We then take those simulated species abundances (Figure 1 d), remember this is our ‘perfect’ benchmark data, and degrade them with mixing (i.e., a physical process that alters the core), sub-sampling (i.e., slicing up the core into 1 cm segments at given intervals for processing), and proxy counting (i.e., the counting of species under a microscope from the 1 cm segments after lab processing). Figure 2 shows how we start with absolute abundances of species, and recreate the observational process, ultimately resulting in data that look a lot more like what we see in reality from proxy-data.
This is what a larger subset of the simulated species looks like before and after the virtual degradation and sub-sampling process (Figure 3).
Finally, we analyse both sets of data. In simulation the three sources of uncertainty (mixing, sub-sampling, and proxy counting) are applied individually, and in combination, at increasing levels of severity. So we end up with 1210 (per simulation replicate!) datasets from the ‘error-free’ benchmark to the most degraded. We analyse them all! But here is an example of the benchmark, and one level of degradation (Figure 4).

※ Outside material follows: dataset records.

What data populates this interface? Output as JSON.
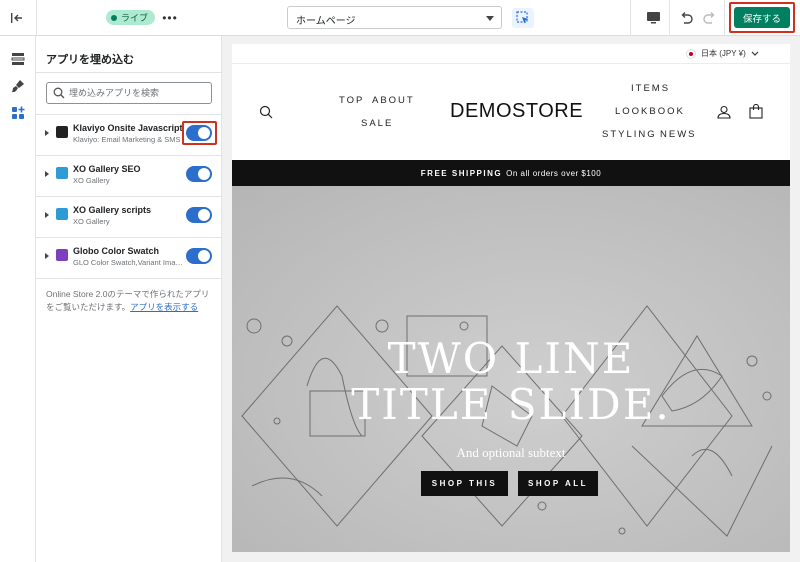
{
  "topbar": {
    "live_badge": "ライブ",
    "more_label": "•••",
    "page_select_value": "ホームページ",
    "save_label": "保存する"
  },
  "sidebar": {
    "title": "アプリを埋め込む",
    "search_placeholder": "埋め込みアプリを検索",
    "apps": [
      {
        "name": "Klaviyo Onsite Javascript",
        "subtitle": "Klaviyo: Email Marketing & SMS",
        "enabled": true,
        "icon_color": "#222222"
      },
      {
        "name": "XO Gallery SEO",
        "subtitle": "XO Gallery",
        "enabled": true,
        "icon_color": "#2f9bd6"
      },
      {
        "name": "XO Gallery scripts",
        "subtitle": "XO Gallery",
        "enabled": true,
        "icon_color": "#2f9bd6"
      },
      {
        "name": "Globo Color Swatch",
        "subtitle": "GLO Color Swatch,Variant Image",
        "enabled": true,
        "icon_color": "#7b3fbf"
      }
    ],
    "note_text": "Online Store 2.0のテーマで作られたアプリをご覧いただけます。",
    "note_link": "アプリを表示する"
  },
  "preview": {
    "language": "日本 (JPY ¥)",
    "nav_left": [
      "TOP",
      "ABOUT",
      "SALE"
    ],
    "logo": "DEMOSTORE",
    "nav_right": [
      "ITEMS",
      "LOOKBOOK",
      "STYLING",
      "NEWS"
    ],
    "shipping_bold": "FREE SHIPPING",
    "shipping_rest": "On all orders over $100",
    "hero": {
      "title_line1": "TWO LINE",
      "title_line2": "TITLE SLIDE.",
      "subtitle": "And optional subtext",
      "button1": "SHOP THIS",
      "button2": "SHOP ALL"
    }
  },
  "colors": {
    "accent": "#008060",
    "toggle": "#2c6ecb",
    "highlight": "#d0311f"
  }
}
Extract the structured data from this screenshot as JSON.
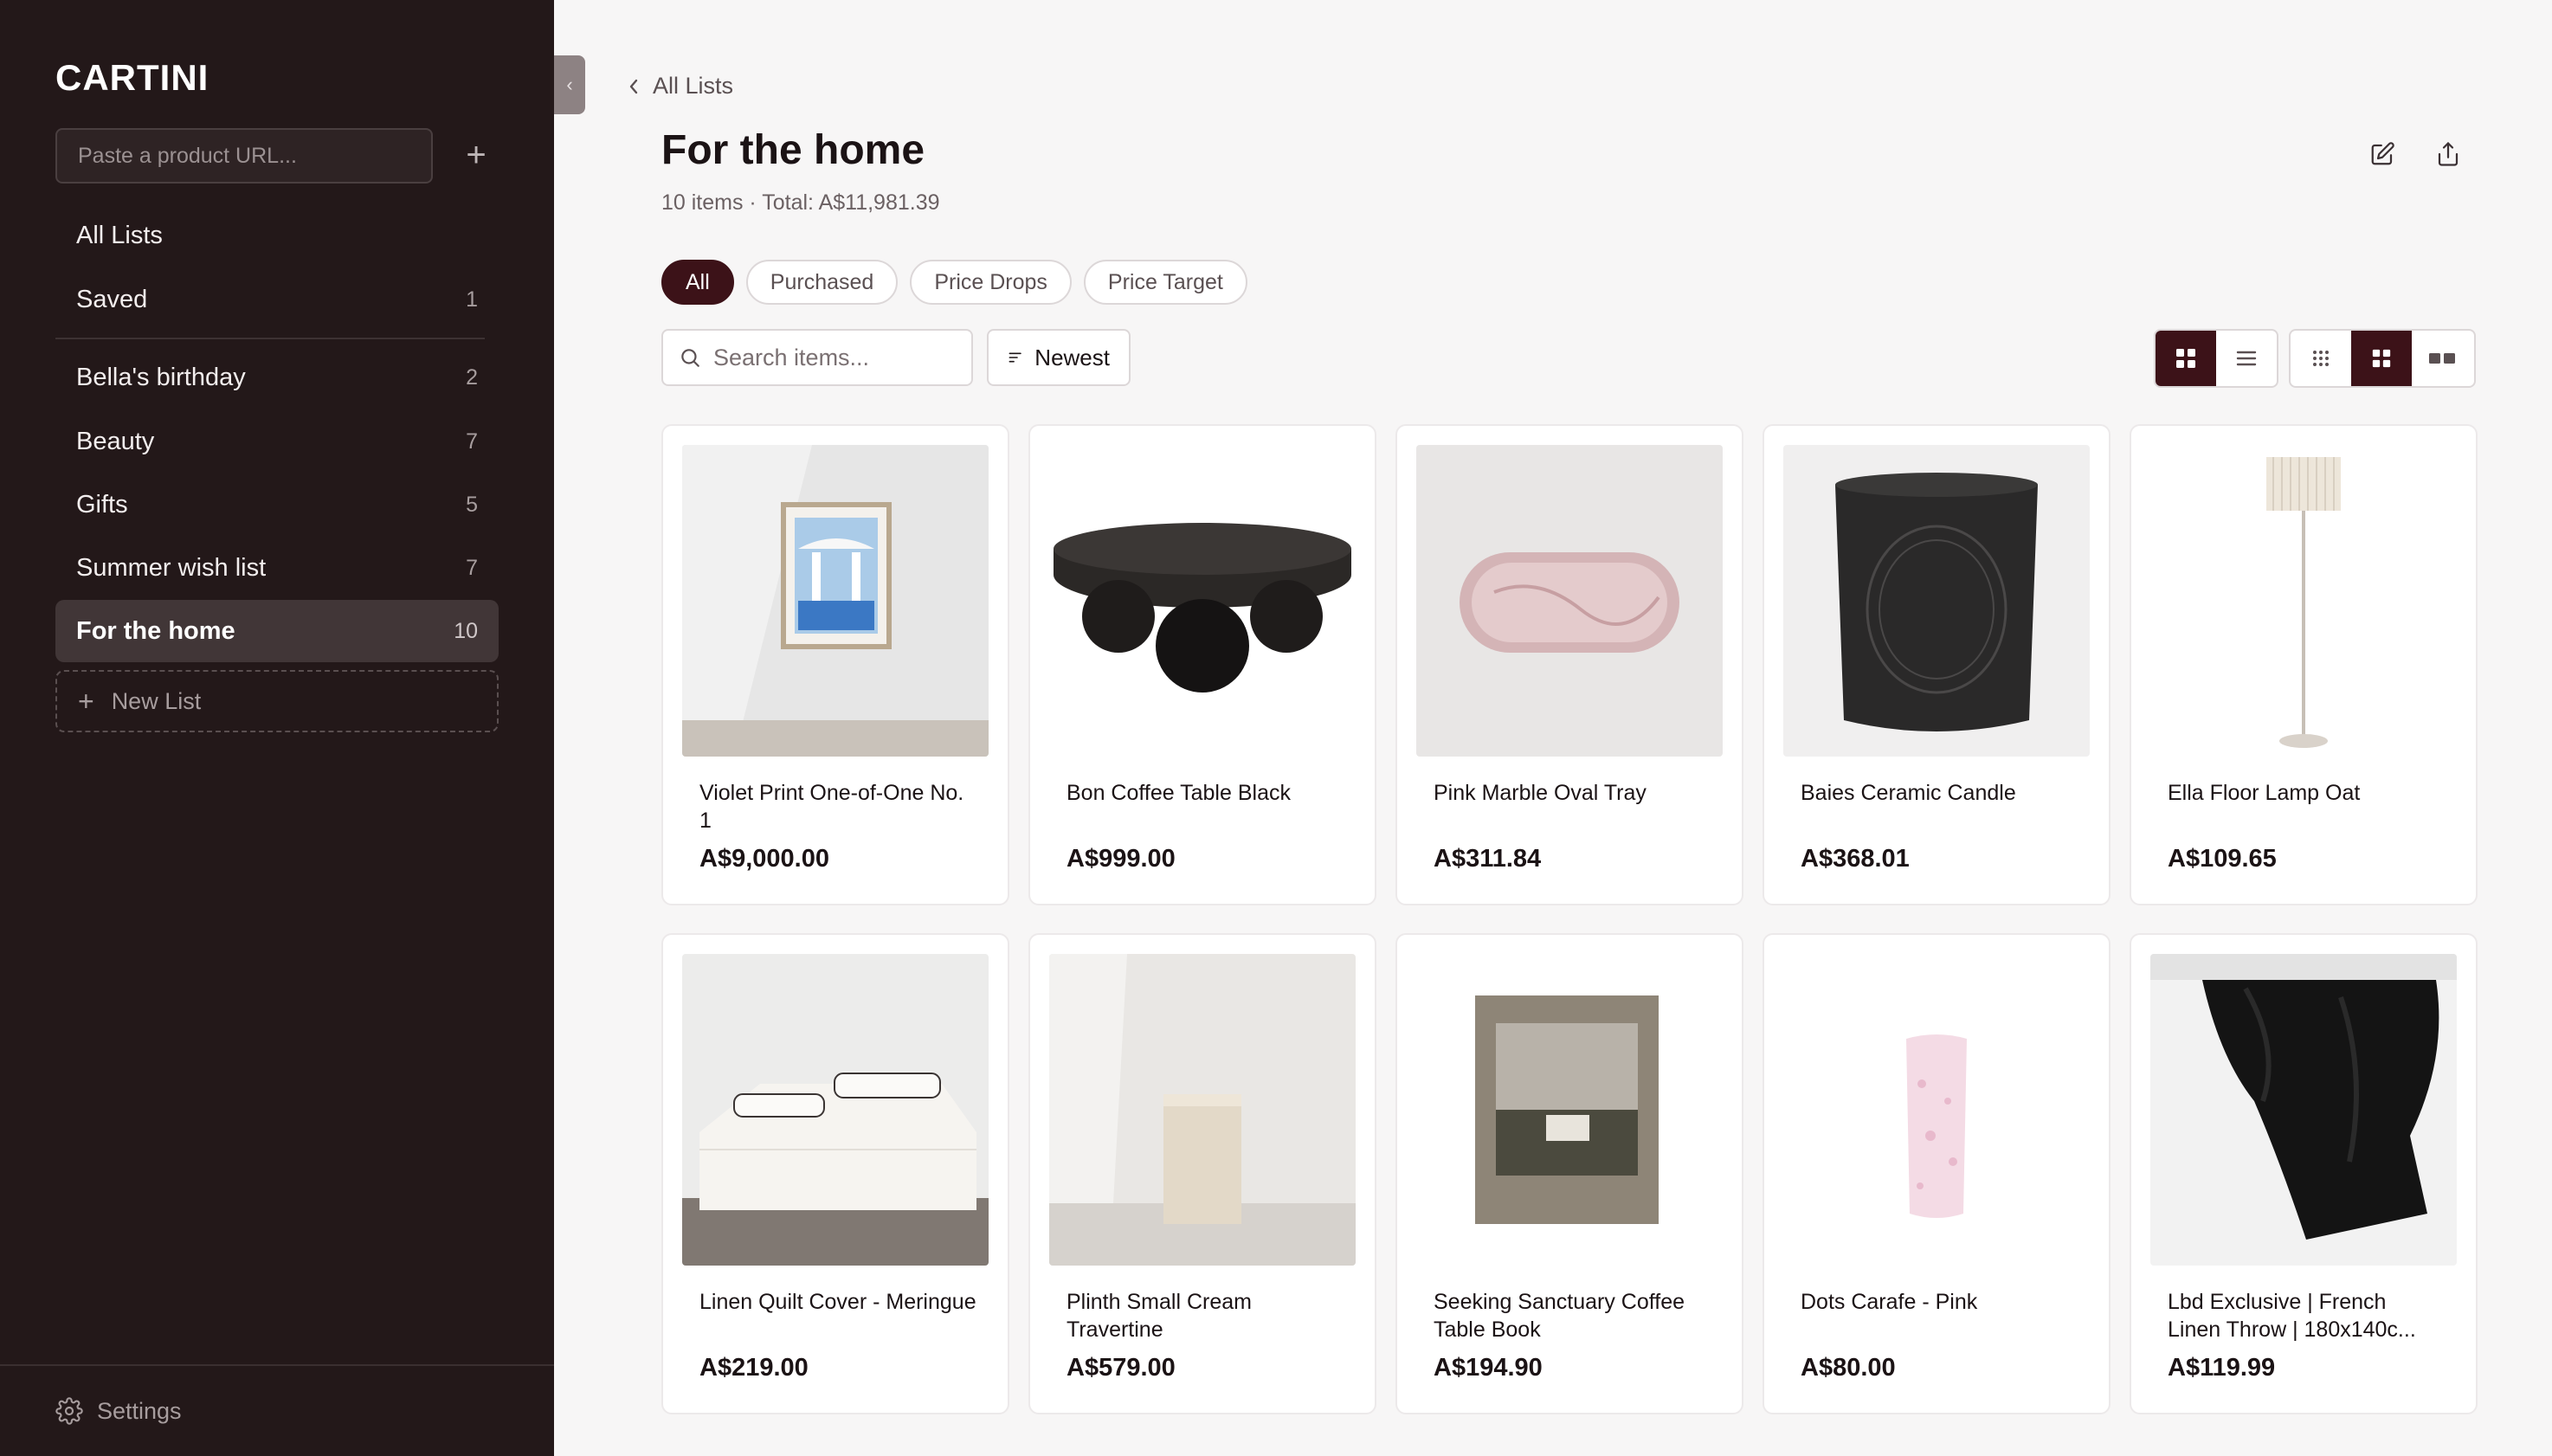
{
  "app": {
    "logo": "CARTINI"
  },
  "sidebar": {
    "url_placeholder": "Paste a product URL...",
    "nav_top": [
      {
        "label": "All Lists",
        "count": ""
      },
      {
        "label": "Saved",
        "count": "1"
      }
    ],
    "lists": [
      {
        "label": "Bella's birthday",
        "count": "2"
      },
      {
        "label": "Beauty",
        "count": "7"
      },
      {
        "label": "Gifts",
        "count": "5"
      },
      {
        "label": "Summer wish list",
        "count": "7"
      },
      {
        "label": "For the home",
        "count": "10",
        "active": true
      }
    ],
    "new_list": "New List",
    "settings": "Settings"
  },
  "main": {
    "breadcrumb": "All Lists",
    "title": "For the home",
    "subtitle": "10 items · Total: A$11,981.39",
    "filters": [
      "All",
      "Purchased",
      "Price Drops",
      "Price Target"
    ],
    "active_filter": "All",
    "search_placeholder": "Search items...",
    "sort_label": "Newest",
    "view_mode": "grid",
    "grid_density": "medium"
  },
  "items": [
    {
      "name": "Violet Print One-of-One No. 1",
      "price": "A$9,000.00"
    },
    {
      "name": "Bon Coffee Table Black",
      "price": "A$999.00"
    },
    {
      "name": "Pink Marble Oval Tray",
      "price": "A$311.84"
    },
    {
      "name": "Baies Ceramic Candle",
      "price": "A$368.01"
    },
    {
      "name": "Ella Floor Lamp Oat",
      "price": "A$109.65"
    },
    {
      "name": "Linen Quilt Cover - Meringue",
      "price": "A$219.00"
    },
    {
      "name": "Plinth Small Cream Travertine",
      "price": "A$579.00"
    },
    {
      "name": "Seeking Sanctuary Coffee Table Book",
      "price": "A$194.90"
    },
    {
      "name": "Dots Carafe - Pink",
      "price": "A$80.00"
    },
    {
      "name": "Lbd Exclusive | French Linen Throw | 180x140c...",
      "price": "A$119.99"
    }
  ],
  "colors": {
    "sidebar_bg": "#231819",
    "accent": "#3c1218",
    "page_bg": "#f7f6f6"
  }
}
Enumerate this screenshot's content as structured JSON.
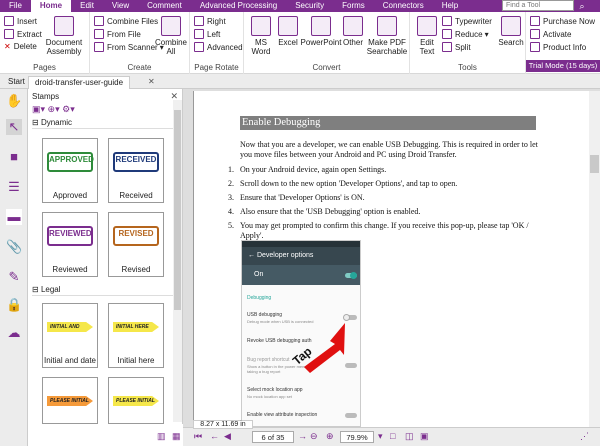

This figure shows two different multivariate community analyses (Fisher Information and principal curves), and how the results change between the ‘error-free’ data and the degraded and sub-sampled dataset. At the start, I mentioned that uncertainty can lead to incorrect inference. This example is only of one randomly selected model replicate, but it shows how interpretations can be influenced by uncertainties. The 700 year-long period of reversed directionality in Fisher Information (Figure 4 A) can change our inference from a system increasing in stability, to decreasing in stability (a decrease in Fisher Information is interpreted as a system becoming less predictable less stable). The principal curve changing from a gradual increase (a good representation of change driven by the primary driver system), to a sigmoidal shape (Figure 4 B), can alter our interpretation of the ‘true’ rate of species turnover in the system. This example demonstrates well how a Virtual Ecological approach can be used to assess uncertainty and its influence on statistical inference.